La sauvegarde de justice
C’est le niveau 1 de protection légale. Elle peut-être décidée de manière provisoire pour faire face à une incapacité temporaire (suite à un accident par exemple). La personne concernée conserve le contrôle de tous les actes de la vie courante (retrait d’argent, achat, vente). Le contrôle des proches ne se fait qu’a posteriori, pour vérifier si les actes passés ne sont pas démesurés. Ex. : donation astronomique ou vente à un prix ridiculement bas. Si le préjudice paraît trop grand pour la personne protégée, elle peut demander la réduction voire l’annulation de l’acte. Cette mesure est limitée dans le temps, un an pas plus (renouvelable une fois). Elle est souvent une étape transitoire vers un régime plus protecteur comme la curatelle ou la tutelle.
 
La curatelle
Ce régime permet de préserver une part d’autonomie et s’adresse aux personnes qui sont toujours aptes à accomplir des actes du quotidien : signer des chèques, toucher et dépenser ses revenus, etc. La capacité d’agir seul s’arrête aux actes les plus compromettants : mariage, donation, emprunt, vente d’un bien immobilier, embauche… Dans ce cas, l’accord du curateur est obligatoire Seulement quelques actes sont interdits (exercer un mandat électoral ou être commerçant). Le cadre de la curatelle est variable et peut-être ajusté par le juge des tutelles en fonction des cas (curatelle allégée ou renforcée).
 
La tutelle
Ce régime est le plus lourd et le plus protecteur. Il est donc réservé aux personnes les plus atteintes, le plus souvent il s’agit d’handicapés mentaux, rarement physiques. La personne placée sous tutelle ne peut presque rien décider seule. Achat, vente, emprunt, tout acte juridique doit être contresigné par son tuteur. Quand le patrimoine est important ou que la situation familiale le justifie, un conseil de famille composé d’au moins quatre personnes est chargé d’avaliser les décisions concernant la personne protégée.
 

Qui choisir comme tuteur ou curateur
Personne ne peut s’autoproclamer tuteur ou curateur. Il peut-être soit désigné directement par la personne dépendante, dans le cadre d’un mandat de protection future, soit par le juge des tutelles.
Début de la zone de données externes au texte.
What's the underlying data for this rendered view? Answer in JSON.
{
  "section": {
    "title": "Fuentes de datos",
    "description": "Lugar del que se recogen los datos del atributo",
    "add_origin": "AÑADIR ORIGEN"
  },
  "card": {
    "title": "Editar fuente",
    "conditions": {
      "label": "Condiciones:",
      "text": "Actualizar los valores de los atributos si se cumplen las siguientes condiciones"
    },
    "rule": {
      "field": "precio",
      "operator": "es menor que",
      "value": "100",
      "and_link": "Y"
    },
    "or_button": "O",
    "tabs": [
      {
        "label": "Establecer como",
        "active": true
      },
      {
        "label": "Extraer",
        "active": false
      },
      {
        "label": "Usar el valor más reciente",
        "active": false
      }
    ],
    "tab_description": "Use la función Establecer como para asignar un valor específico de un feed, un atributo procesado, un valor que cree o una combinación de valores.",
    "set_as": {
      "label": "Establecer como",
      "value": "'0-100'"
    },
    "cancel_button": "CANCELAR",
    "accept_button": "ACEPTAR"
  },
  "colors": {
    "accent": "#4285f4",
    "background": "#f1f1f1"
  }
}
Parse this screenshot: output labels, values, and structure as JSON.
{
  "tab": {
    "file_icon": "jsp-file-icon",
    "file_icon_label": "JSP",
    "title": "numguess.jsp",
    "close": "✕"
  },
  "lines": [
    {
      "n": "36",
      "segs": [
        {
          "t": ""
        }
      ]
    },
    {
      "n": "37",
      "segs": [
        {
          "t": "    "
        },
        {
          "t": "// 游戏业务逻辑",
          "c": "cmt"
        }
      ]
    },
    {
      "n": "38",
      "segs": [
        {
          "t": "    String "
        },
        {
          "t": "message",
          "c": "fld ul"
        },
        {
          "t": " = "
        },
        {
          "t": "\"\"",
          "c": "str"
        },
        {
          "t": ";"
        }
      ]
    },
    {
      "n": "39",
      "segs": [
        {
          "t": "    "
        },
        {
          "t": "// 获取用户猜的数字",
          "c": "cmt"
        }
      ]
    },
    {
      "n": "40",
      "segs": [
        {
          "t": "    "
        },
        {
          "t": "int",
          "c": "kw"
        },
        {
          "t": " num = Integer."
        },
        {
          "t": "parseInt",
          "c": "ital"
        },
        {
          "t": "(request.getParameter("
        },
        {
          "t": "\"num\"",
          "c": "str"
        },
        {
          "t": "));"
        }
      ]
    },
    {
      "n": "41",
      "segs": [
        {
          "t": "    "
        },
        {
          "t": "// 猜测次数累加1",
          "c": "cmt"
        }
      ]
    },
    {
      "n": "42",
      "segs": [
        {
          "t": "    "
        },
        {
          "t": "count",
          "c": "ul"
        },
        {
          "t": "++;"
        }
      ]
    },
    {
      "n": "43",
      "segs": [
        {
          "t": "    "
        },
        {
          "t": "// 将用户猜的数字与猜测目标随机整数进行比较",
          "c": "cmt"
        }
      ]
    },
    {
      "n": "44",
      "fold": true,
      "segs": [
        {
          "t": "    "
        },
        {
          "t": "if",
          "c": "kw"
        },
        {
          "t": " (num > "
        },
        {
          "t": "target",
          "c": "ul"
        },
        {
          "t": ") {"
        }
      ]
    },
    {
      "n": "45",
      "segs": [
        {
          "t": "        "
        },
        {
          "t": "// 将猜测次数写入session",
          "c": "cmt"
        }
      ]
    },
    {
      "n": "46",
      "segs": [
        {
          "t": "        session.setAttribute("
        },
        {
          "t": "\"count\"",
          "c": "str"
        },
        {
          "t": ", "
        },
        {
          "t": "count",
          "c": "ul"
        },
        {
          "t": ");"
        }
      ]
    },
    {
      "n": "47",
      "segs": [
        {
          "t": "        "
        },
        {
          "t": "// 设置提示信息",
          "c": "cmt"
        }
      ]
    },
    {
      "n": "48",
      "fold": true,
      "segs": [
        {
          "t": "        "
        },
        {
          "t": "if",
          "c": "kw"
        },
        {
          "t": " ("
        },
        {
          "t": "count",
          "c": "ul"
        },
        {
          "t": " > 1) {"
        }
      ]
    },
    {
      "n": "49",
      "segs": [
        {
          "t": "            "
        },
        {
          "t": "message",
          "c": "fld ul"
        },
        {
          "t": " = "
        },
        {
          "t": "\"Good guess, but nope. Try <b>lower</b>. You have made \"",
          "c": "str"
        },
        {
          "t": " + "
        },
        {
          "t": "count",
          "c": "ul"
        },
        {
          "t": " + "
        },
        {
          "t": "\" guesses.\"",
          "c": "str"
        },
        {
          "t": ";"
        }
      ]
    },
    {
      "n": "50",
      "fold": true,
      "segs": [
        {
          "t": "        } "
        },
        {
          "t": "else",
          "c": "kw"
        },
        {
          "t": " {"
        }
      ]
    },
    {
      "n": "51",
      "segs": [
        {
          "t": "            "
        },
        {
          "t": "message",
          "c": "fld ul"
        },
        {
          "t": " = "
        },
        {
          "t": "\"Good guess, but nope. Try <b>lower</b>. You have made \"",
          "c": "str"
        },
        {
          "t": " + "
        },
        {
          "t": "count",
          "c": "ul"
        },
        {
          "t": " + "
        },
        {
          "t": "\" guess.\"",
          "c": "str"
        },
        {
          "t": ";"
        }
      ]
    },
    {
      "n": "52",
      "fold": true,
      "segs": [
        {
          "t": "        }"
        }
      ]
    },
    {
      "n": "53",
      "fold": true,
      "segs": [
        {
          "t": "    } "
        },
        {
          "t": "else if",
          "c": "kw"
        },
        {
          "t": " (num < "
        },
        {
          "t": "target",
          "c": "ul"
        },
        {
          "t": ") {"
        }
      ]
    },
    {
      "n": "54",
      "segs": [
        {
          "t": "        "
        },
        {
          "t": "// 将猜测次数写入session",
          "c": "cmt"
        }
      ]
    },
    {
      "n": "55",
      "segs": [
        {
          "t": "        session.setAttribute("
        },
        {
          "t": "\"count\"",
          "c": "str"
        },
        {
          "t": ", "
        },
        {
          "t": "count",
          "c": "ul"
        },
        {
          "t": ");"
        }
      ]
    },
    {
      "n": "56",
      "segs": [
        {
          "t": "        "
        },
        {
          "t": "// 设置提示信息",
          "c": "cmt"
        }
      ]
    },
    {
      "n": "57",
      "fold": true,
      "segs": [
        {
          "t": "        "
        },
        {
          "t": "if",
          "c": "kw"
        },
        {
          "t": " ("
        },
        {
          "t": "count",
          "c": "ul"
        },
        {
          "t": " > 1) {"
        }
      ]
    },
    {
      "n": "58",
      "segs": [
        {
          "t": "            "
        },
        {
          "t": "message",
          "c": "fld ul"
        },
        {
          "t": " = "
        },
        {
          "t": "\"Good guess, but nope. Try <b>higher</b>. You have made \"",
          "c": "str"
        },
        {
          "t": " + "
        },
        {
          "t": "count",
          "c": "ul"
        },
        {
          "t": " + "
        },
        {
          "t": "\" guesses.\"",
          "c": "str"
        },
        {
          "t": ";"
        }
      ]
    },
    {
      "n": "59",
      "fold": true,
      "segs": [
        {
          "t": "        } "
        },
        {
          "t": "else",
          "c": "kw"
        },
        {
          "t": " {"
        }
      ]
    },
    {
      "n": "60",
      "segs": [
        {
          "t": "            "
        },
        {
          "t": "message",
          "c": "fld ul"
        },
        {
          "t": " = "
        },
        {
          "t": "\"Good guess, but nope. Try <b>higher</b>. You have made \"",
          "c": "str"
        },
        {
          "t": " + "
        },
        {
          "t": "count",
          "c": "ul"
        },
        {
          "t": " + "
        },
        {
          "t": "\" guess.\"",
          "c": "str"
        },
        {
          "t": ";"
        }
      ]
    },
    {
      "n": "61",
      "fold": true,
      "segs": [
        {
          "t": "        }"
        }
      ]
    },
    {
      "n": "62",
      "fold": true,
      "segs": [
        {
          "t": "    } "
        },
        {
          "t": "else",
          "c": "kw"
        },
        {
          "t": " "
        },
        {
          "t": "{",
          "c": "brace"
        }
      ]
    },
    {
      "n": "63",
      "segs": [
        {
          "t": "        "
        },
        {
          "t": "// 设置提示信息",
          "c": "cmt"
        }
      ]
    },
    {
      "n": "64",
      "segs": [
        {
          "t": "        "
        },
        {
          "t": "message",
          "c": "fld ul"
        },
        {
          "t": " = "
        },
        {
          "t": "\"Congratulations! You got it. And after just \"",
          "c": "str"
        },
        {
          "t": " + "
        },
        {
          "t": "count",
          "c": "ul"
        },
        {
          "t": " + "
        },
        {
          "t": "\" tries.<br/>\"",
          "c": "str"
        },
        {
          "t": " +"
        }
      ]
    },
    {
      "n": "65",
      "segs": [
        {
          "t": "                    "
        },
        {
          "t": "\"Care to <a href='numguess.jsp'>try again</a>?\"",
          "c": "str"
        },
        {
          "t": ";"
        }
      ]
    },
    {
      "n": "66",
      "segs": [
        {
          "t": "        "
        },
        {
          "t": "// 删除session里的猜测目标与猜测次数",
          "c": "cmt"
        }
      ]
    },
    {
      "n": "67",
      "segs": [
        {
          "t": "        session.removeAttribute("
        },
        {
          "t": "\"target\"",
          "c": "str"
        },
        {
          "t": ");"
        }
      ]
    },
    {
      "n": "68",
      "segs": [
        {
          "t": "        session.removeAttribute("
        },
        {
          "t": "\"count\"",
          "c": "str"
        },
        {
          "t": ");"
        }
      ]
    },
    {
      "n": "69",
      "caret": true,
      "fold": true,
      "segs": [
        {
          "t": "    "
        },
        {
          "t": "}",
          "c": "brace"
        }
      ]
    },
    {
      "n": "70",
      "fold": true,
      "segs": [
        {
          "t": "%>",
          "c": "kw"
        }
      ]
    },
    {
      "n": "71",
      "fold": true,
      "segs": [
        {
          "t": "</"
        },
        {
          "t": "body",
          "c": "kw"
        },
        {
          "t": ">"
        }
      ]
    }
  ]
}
Le premier cercle. La justice a tendance a choisir le tuteur dans la cellule familiale : conjoint, enfants, petits-enfants, etc. Le lien de parenté est toujours privilégié. La réforme est encore venue élargir le « cercle familial » en intégrant les concubins ou les partenaires de Pacs. De même les proches sans lien de sang sont admis à postuler comme tuteur ou curateur.
Tuteur/curateur extérieurs.
A défaut de parents ou de proches, le juge se tourne vers un tuteur ou un curateur « professionnel ». On les appelle « mandataires judiciaires à la protection des majeur ». Avec la réforme, leur fonction a évolué et s’est professionnalisée. Désormais, ils doivent justifier d’une formation, sanctionnée par un certificat : le CNC (certificat national de compétence). La liste des mandataires judiciaires agréés est disponible dans toutes les DDASS.
Mission à durée déterminée.
Le tuteur ou le curateur est désigné pour cinq ans au plus. Ensuite, il faut revenir devant le juge. Ce qui oblige une révision régulière de la décision, afin de s’adapter aux évolutions de santé mentale ou physique du majeur protégé.
Le « subrogé » tuteur/curateur.
C’est une sorte de «  tuteur du tuteur », désigné par le juge pour vérifier les actes passés par le curateur ou le tuteur. Ils n’interviennent qu’en cas de conflit ou quand il y a un risque pour que les intérêts de la personne protégée.